Afora esses títulos de poemas, Xavier publicou os livros Há um buraco negro entre a vida e a morte (com Nilza Iraci da Silva), lançado no Rio de Janeiro por meio da parceria da Geledés/Soweto, durante a Conferência das Nações Unidas sobre Meio Ambiente e Desenvolvimento (ECO), em 1992, e o Manual de sobrevivência do negro no Brasil (com Maurício Pestana), lançado em São Paulo pela Editora Sampa, em parceria com a Geledés, em 1993. Simultaneamente à literatura, ele se dedicou a outras linguagens artísticas, no campo da música, do teatro e do cinema.5

Assim, Xavier publicou várias obras - entre coletâneas de poemas e ensaios -, participou de coletâneas e antologias poéticas nacionais e internacionais e mourejou na cena cultural. Ademais, a partir dos anos 1970, em um contexto de rearticulação do movimento negro, ele se aproximou do Centro de Cultura e Arte Negra (Cecan) e orbitou o Movimento Negro Unificado (MNU) e outros agrupamentos culturais, sociais e políticos, inserindo-se neles como um intelectual impetuoso.6

Especificamente no âmbito da literatura, envolveu-se nos debates, polêmicas e disputas em torno da noção de literatura negra no Brasil, sendo um dos organizadores dos Encontros de Poetas e Ficcionistas Negros, ocorridos entre 1985 e 1987, além de ser um dos responsáveis pela criação da Livraria Eboah, uma das pioneiras do público afrodescendente em São Paulo, na década de 1980. Xavier ainda se enfronhou em ações coletivas antirracistas no contexto da redemocratização, que desembocaram na Constituição de 1988, nas comemorações do centenário da Abolição da Escravidão, nas discussões sobre as políticas públicas em favor da população afro-brasileira, na valorização de personagens negros na história da cultura brasileira, como no caso de Cruz e Sousa e Luís Gama.7

Apresentando um contraponto às diretrizes estéticas predominantes da literatura negra brasileira, Xavier foi pivô de dissensos e embates com o grupo Quilombhoje, com os Cadernos Negros e com o “Triunvirato” (designação utilizada para se referir aos poetas Oswaldo de Camargo, Paulo Colina e Abelardo Rodrigues). Vale dizer que, em 1978, sob a idealização de Cuti e Hugo Ferreira, começaram a ser publicados em São Paulo os Cadernos Negros, que editavam em cada edição anual poemas nos volumes de números ímpares e contos nos volumes de números pares. A série, que “contribui em muito para a configuração discursiva de um conceito de literatura negra” (Duarte, 2015, p. 21; destaque do original), é marcada notadamente pelo protesto contra o racismo, tanto no verso quanto na prosa, na linha da tradição militante vinculada ao movimento negro (Souza, 2005).

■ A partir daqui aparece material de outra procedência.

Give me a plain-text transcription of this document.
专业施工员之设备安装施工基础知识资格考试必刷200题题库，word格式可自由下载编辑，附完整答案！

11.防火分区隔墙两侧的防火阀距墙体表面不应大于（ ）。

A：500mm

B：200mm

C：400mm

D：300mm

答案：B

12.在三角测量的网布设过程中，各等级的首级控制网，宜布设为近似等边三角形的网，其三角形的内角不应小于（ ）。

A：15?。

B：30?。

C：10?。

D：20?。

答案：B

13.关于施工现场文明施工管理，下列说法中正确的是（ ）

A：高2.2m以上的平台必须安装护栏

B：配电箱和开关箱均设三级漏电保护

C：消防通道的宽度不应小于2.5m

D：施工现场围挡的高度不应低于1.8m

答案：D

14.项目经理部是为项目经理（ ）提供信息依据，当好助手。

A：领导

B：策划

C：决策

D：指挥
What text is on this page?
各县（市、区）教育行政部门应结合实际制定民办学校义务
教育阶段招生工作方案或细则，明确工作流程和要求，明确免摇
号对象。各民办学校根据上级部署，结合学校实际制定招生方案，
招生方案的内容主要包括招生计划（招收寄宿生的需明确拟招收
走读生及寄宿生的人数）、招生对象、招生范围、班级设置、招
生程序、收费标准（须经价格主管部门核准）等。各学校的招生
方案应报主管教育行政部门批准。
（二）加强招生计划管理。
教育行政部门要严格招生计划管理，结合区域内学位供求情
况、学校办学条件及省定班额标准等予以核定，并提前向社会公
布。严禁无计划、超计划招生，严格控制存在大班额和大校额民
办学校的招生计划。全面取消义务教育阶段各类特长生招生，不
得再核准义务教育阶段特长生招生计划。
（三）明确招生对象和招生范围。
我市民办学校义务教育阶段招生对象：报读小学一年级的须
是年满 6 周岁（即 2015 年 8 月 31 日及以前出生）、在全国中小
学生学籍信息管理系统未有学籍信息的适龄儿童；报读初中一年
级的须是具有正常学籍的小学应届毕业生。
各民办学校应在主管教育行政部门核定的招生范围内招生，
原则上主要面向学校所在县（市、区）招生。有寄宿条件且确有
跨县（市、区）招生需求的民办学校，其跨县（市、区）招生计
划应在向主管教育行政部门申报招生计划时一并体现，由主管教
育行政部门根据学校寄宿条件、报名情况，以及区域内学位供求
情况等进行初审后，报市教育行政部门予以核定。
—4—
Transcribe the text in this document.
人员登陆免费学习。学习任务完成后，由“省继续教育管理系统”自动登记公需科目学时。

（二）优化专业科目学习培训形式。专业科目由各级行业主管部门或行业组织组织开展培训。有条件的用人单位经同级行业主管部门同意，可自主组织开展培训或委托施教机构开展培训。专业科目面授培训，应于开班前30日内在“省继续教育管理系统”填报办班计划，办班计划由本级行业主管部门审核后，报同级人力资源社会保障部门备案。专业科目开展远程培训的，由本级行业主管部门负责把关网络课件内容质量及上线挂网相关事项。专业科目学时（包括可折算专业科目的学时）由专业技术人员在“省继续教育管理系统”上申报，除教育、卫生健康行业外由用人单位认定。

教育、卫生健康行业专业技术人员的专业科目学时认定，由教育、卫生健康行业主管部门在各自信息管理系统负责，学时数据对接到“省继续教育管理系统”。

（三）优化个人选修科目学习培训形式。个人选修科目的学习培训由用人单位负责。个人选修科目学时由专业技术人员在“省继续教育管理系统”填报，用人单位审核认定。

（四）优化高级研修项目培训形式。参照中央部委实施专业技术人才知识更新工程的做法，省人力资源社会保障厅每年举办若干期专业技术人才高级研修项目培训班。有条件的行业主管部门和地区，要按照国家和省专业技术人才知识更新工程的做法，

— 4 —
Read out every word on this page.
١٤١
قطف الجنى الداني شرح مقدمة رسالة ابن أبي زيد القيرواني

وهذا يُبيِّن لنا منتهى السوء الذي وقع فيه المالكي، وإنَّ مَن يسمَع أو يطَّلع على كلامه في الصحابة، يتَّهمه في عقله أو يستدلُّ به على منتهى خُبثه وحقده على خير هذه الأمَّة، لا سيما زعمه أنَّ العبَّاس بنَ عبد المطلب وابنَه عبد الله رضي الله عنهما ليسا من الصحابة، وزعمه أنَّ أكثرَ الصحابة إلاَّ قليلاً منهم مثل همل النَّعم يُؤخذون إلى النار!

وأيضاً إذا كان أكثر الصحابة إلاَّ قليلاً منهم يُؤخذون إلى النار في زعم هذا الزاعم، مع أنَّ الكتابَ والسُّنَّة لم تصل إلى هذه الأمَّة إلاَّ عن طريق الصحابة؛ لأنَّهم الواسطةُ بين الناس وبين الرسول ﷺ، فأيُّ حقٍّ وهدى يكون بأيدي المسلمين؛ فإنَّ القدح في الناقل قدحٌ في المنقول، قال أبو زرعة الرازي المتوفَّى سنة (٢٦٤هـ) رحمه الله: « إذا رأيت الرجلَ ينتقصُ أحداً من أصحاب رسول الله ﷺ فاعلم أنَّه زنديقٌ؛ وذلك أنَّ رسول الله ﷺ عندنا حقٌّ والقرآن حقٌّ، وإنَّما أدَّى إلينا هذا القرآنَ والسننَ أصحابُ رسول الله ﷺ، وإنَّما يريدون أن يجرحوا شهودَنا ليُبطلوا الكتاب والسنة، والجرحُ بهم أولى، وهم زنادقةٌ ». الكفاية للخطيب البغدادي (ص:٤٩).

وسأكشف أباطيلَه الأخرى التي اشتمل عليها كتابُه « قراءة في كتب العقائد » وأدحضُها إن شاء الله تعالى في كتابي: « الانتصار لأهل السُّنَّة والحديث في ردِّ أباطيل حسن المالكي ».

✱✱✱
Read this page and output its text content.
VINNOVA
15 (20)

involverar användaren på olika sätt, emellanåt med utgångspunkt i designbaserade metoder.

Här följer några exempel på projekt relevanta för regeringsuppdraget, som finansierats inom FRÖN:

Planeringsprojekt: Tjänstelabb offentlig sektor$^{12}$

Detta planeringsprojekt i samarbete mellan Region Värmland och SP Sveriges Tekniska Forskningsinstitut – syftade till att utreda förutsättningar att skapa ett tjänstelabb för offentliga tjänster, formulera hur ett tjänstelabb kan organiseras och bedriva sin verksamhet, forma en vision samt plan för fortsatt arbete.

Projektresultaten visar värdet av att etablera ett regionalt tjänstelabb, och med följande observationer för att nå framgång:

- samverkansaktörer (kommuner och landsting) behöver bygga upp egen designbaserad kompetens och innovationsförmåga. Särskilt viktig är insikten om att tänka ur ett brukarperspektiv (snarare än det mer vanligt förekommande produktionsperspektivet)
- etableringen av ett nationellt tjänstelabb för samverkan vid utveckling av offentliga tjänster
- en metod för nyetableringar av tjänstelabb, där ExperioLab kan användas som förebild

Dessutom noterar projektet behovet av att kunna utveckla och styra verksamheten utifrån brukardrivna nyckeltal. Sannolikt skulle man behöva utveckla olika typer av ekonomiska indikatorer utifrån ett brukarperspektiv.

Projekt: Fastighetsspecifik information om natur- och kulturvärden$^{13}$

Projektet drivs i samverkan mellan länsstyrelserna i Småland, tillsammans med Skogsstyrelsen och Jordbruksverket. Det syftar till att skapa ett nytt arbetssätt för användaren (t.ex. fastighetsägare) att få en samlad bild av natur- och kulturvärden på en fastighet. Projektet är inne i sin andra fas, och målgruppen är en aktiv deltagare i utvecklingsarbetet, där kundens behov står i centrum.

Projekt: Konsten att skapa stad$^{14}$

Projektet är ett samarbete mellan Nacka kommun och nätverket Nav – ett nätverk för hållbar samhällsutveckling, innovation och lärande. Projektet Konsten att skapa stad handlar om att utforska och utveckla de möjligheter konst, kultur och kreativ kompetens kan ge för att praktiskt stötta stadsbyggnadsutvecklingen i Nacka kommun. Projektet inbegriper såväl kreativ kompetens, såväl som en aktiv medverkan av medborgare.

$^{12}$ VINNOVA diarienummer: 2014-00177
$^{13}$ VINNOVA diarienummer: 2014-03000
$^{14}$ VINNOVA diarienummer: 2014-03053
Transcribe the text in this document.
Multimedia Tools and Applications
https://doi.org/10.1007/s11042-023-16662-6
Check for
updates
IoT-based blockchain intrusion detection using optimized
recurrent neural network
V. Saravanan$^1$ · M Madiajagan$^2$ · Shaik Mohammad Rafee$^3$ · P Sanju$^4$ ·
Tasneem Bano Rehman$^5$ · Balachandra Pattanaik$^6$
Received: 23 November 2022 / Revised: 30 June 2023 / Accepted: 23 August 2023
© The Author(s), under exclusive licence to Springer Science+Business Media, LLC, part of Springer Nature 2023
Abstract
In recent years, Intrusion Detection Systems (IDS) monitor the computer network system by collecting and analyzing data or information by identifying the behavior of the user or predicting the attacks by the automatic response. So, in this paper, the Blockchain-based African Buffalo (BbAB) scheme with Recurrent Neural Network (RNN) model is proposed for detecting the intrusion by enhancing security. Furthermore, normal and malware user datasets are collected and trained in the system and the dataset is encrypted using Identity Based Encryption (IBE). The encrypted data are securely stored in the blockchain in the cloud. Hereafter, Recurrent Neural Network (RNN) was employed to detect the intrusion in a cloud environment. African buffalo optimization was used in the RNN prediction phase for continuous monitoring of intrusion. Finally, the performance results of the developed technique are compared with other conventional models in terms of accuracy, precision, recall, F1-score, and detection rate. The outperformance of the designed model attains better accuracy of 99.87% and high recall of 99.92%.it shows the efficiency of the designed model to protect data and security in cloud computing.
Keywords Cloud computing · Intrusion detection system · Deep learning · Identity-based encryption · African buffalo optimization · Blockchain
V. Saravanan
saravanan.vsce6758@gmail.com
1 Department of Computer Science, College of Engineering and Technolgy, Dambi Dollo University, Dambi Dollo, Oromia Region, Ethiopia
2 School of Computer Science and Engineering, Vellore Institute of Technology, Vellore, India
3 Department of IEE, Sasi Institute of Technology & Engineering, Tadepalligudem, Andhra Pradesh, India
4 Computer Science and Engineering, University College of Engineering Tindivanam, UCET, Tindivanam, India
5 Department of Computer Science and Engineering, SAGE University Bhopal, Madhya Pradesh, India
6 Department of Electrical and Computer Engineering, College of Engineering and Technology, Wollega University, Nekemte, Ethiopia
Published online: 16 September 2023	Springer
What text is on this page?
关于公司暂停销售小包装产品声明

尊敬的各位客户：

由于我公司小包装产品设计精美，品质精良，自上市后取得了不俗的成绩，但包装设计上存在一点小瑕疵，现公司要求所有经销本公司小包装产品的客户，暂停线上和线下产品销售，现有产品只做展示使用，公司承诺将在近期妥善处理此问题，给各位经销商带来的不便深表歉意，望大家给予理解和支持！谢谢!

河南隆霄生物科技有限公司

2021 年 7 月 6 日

Já o Quilombhoje foi um desdobramento dos Cadernos Negros, quando os idealizadores e os autores das edições da série resolveram promover encontros para tratar dos próprios textos ou de obras de escritores consagrados, como Lima Barreto. A partir desses encontros, foi fundado em 1980 o grupo Quilombhoje, por Cuti, Oswaldo de Camargo, Paulo Colina, Abelardo Rodrigues, entre outros escritores negros. Sua finalidade precípua é discutir e aprofundar a experiência afro-brasileira na literatura (Souza, 2005). O grupo, desde seu início, busca promover a difusão de conhecimentos e informações sobre literatura negra, bem como desenvolver e fomentar estudos, pesquisas e diagnósticos acerca desse campo temático.

A querela

O marco de eclosão do pensamento crítico de Xavier sobre a literatura negra brasileira foi uma palestra por ele proferida durante o Projeto Zumbi,8 em uma mesa-redonda sobre o assunto, realizada no Museu de Artes de São Paulo (Masp), em novembro de 1984. Tendo como intuito alfinetar os Cadernos Negros, n. 7, publicado pelo coletivo Quilombhoje naquele ano, Xavier censurou a excessiva tematização da problemática do negro nos poemas editados pelo grupo, fator que teria retardado o processo de construção de uma consciência de “linguagem etnoliterária”, uma linguagem, segundo ele, adequada aos novos tempos e às novas formas de atuação, voltada às questões da população negra no Brasil.9

Segundo Xavier (1995, p. 10), “a escritura negra não poderia se limitar à simples movimentação de sem-Letras e a introjeção de eternos Condenados da Terra no sentido fannoniano”. A seu ver, tal perspectiva teria, em seu ponto estético, a repetição de recursos técnicos e de termos marcados pelos lugares-comuns, trazendo um esvaziamento de repertório e um indício de acomodação ou estagnação.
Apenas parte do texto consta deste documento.